Auf dem Rundgang entlang der Bahnhofstrasse begegnen wir politisch, beruflich und gemeinnützig engagierten Frauen sowie ihren zahlreichen Unternehmungen. Sie gründeten Spitäler und Ausbildungsstätten, behaupteten sich als Unternehmerinnen in der Privatwirtschaft oder waren Pionierinnen gesellschaftlicher Reformen. Mit ihren Projekten stiessen sie in der männerdominierten Gesellschaft des frühen 20. Jahrhunderts oft auf Skepsis und Widerstände. Was ihnen half, sich dennoch durchzusetzen, war ein engmaschiges Beziehungsnetz von Freundinnen und Mitstreiterinnen in Verbänden und Vereinen.
Frauenfreundschaften wurden deshalb wiederholt angefeindet, lächerlich gemacht oder zum Ziel von Verleumdungskampagnen, wie wir am Beispiel der Zürcher Ärztin Caroline Farner und ihrer Lebenspartnerin Anna Pfrunder zeigen.

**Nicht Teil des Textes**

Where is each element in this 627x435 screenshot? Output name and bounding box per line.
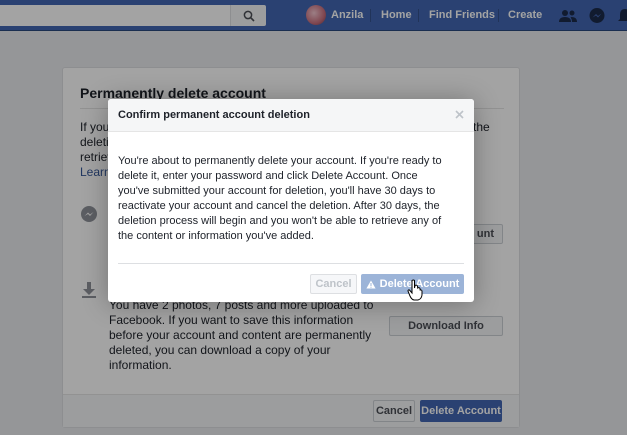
dialog-title: Confirm permanent account deletion [118,109,310,121]
close-button[interactable] [452,107,466,121]
hand-pointer-icon [407,279,423,301]
dialog-body-text: You're about to permanently delete your … [118,154,464,244]
dialog-cancel-label: Cancel [315,278,352,290]
text-line: you've submitted your account for deleti… [118,185,436,197]
divider [118,263,464,264]
close-icon [454,109,464,119]
text-line: delete it, enter your password and click… [118,170,418,182]
text-line: deletion process will begin and you won'… [118,215,442,227]
confirm-deletion-dialog: Confirm permanent account deletion You'r… [108,99,474,302]
dialog-cancel-button[interactable]: Cancel [310,274,357,294]
text-line: reactivate your account and cancel the d… [118,200,440,212]
warning-icon [366,280,376,288]
dialog-header: Confirm permanent account deletion [108,99,474,132]
text-line: You're about to permanently delete your … [118,155,442,167]
text-line: the content or information you've added. [118,230,314,242]
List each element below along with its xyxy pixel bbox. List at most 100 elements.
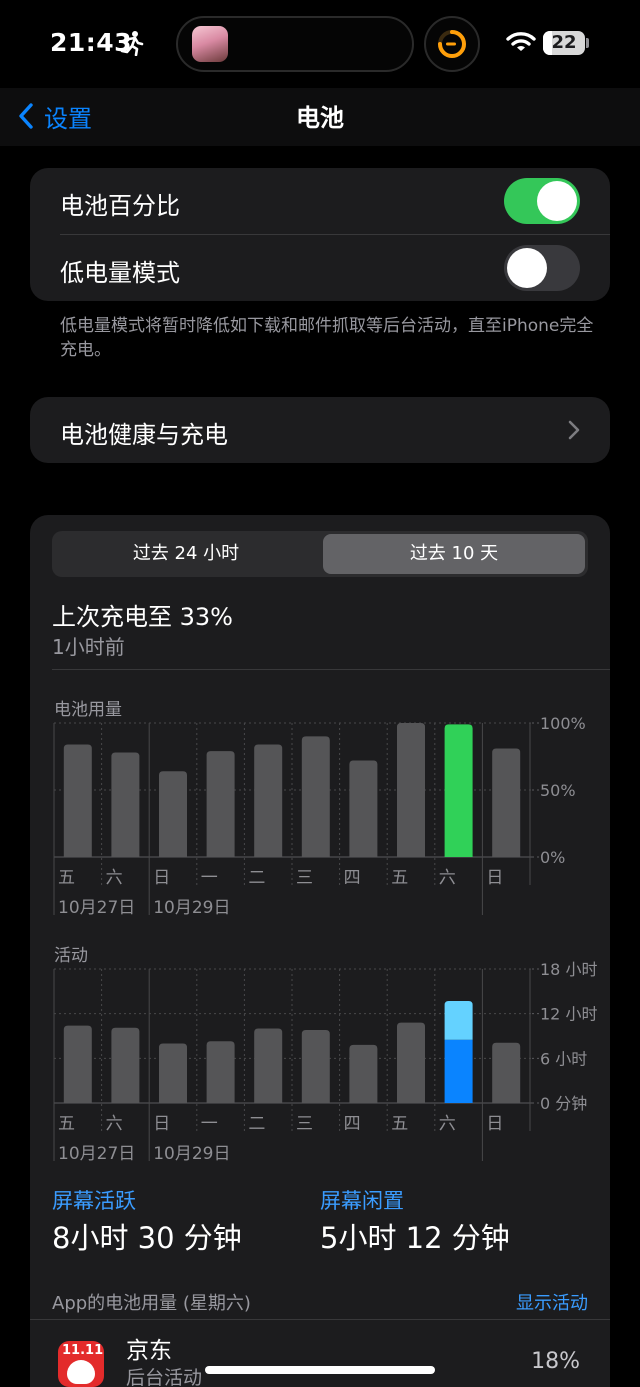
battery-usage-card: 过去 24 小时 过去 10 天 上次充电至 33% 1小时前 电池用量 100… [30,515,610,1387]
battery-percentage-label: 电池百分比 [60,192,180,220]
battery-health-row[interactable]: 电池健康与充电 [30,397,610,463]
timer-icon [438,30,466,58]
navigation-bar: 设置 电池 [0,88,640,146]
bar [492,748,521,857]
screen-on-label: 屏幕活跃 [52,1189,136,1213]
x-tick-label: 日 [486,1114,503,1134]
screen-idle-value: 5小时 12 分钟 [320,1221,510,1255]
y-tick-label: 6 小时 [540,1049,587,1068]
bar [301,1030,330,1103]
app-name: 京东 [126,1338,172,1364]
dynamic-island[interactable] [176,16,414,72]
y-tick-label: 50% [540,781,576,800]
battery-health-label: 电池健康与充电 [60,421,228,449]
app-subtitle: 后台活动 [126,1367,203,1387]
screen-on-value: 8小时 30 分钟 [52,1221,242,1255]
x-tick-label: 五 [391,868,408,888]
bar [63,744,92,857]
wifi-icon [506,32,536,51]
segment-last-10-days[interactable]: 过去 10 天 [323,534,585,574]
jd-dog-mascot [67,1360,95,1384]
battery-level-text: 22 [551,32,577,53]
bar-screen-idle [444,1001,473,1040]
last-charge-text: 上次充电至 33% [52,603,233,631]
bar [63,1025,92,1103]
fitness-running-icon [120,31,144,56]
bar [301,736,330,857]
x-tick-label: 六 [106,1114,123,1134]
bar [254,744,283,857]
bar [492,1042,521,1103]
bar [159,771,187,857]
low-power-footnote: 低电量模式将暂时降低如下载和邮件抓取等后台活动，直至iPhone完全充电。 [60,316,594,360]
x-tick-label: 日 [153,1114,170,1134]
bar [111,1027,140,1103]
battery-settings-group: 电池百分比 低电量模式 [30,168,610,301]
jd-icon: 11.11 [58,1341,104,1387]
y-tick-label: 12 小时 [540,1005,597,1024]
screen-idle-label: 屏幕闲置 [320,1189,404,1213]
x-tick-label: 一 [201,868,218,888]
app-battery-percent: 18% [531,1349,580,1374]
bar [397,1022,425,1103]
battery-icon: 22 [543,31,585,55]
date-label: 10月27日 [58,1144,135,1161]
app-usage-header: App的电池用量 (星期六) [52,1293,251,1314]
x-tick-label: 三 [296,1114,313,1134]
battery-cap [586,38,589,48]
chevron-right-icon [568,420,580,440]
bar [159,1043,187,1103]
bar [111,752,140,857]
toggle-knob [507,248,547,288]
toggle-knob [537,181,577,221]
date-label: 10月29日 [153,898,230,918]
timer-live-activity[interactable] [424,16,480,72]
x-tick-label: 二 [248,868,265,888]
segment-last-24-hours[interactable]: 过去 24 小时 [55,534,317,574]
jd-icon-tag: 11.11 [62,1343,104,1358]
date-label: 10月29日 [153,1144,230,1161]
bar [206,751,235,857]
x-tick-label: 四 [344,868,361,888]
x-tick-label: 五 [58,868,75,888]
x-tick-label: 二 [248,1114,265,1134]
y-tick-label: 0% [540,848,565,867]
x-tick-label: 三 [296,868,313,888]
page-title: 电池 [296,104,344,132]
section-divider [52,669,610,670]
low-power-label: 低电量模式 [60,259,180,287]
status-bar: 21:43 22 [0,0,640,90]
battery-percentage-row: 电池百分比 [30,168,610,234]
x-tick-label: 五 [391,1114,408,1134]
bar [349,760,378,857]
bar-screen-on [444,1039,473,1103]
battery-percentage-toggle[interactable] [504,178,580,224]
x-tick-label: 六 [439,868,456,888]
bar [444,724,473,857]
date-label: 10月27日 [58,898,135,918]
y-tick-label: 100% [540,715,586,733]
show-activity-button[interactable]: 显示活动 [516,1289,588,1315]
x-tick-label: 六 [439,1114,456,1134]
bar [349,1044,378,1103]
x-tick-label: 五 [58,1114,75,1134]
row-separator [30,1319,610,1320]
x-tick-label: 一 [201,1114,218,1134]
y-tick-label: 18 小时 [540,961,597,979]
low-power-toggle[interactable] [504,245,580,291]
x-tick-label: 日 [153,868,170,888]
live-activity-thumbnail [192,26,228,62]
bar [206,1041,235,1103]
time-range-segmented-control: 过去 24 小时 过去 10 天 [52,531,588,577]
home-indicator[interactable] [205,1366,435,1374]
x-tick-label: 六 [106,868,123,888]
activity-chart[interactable]: 18 小时 12 小时 6 小时 0 分钟五 六 日 一 二 三 四 五 六 日 10月27日 10月29日 [30,961,610,1161]
battery-level-chart[interactable]: 100% 50% 0% 五 六 日 一 二 三 四 五 六 日 10月27日 10月29日 [30,715,610,925]
y-tick-label: 0 分钟 [540,1094,587,1113]
last-charge-ago: 1小时前 [52,635,125,659]
bar [254,1028,283,1103]
x-tick-label: 日 [486,868,503,888]
bar [397,723,425,857]
low-power-row: 低电量模式 [30,235,610,301]
x-tick-label: 四 [344,1114,361,1134]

Wann: Samstag, 9. September
13.30 Uhr (Dauer ca. 1 Std. 30 Min.)
Wo: Treffpunkt am Hauptbahnhof, beim Hauptportal Ausgang Bahnhofstrasse gegenüber Alfred-Escher-Denkmal
ÖV: Bahn bis Zürich
Was: Führung an der Bahnhofstrasse und durch versteckte Innenhöfe durch Linda Christen und Nadja Koch, Historikerinnen
Organisation: Verein Frauenstadtrundgang Zürich

Zürich

Das Stadtpalais Rechberg: barocke Pracht – städtische Macht

Das zwischen 1758 und 1770 errichtete Palais «Rechberg», einst «Krone» genannt, ist der bedeutendste Rokokobau des Kantons Zürich. Die reiche Innenausstattung zeugt vom hohen Anspruch des Ehepaares Werdmüller-Oeri. Seine Geschichte ist eng mit den einflussreichsten Zürcher Familien verbunden. Bereits kurz nach Bauvollendung diente das Palais als repräsentative Lokalität für den Empfang in- und ausländischer Prominenz, darunter die Generäle der Koalitionskriege der österreichische Kaiser Franz I. oder Zar Alexander I. von Russland. Zwischen 2012 und 2014 erfolgte die Gesamtinstandsetzung des Ensembles.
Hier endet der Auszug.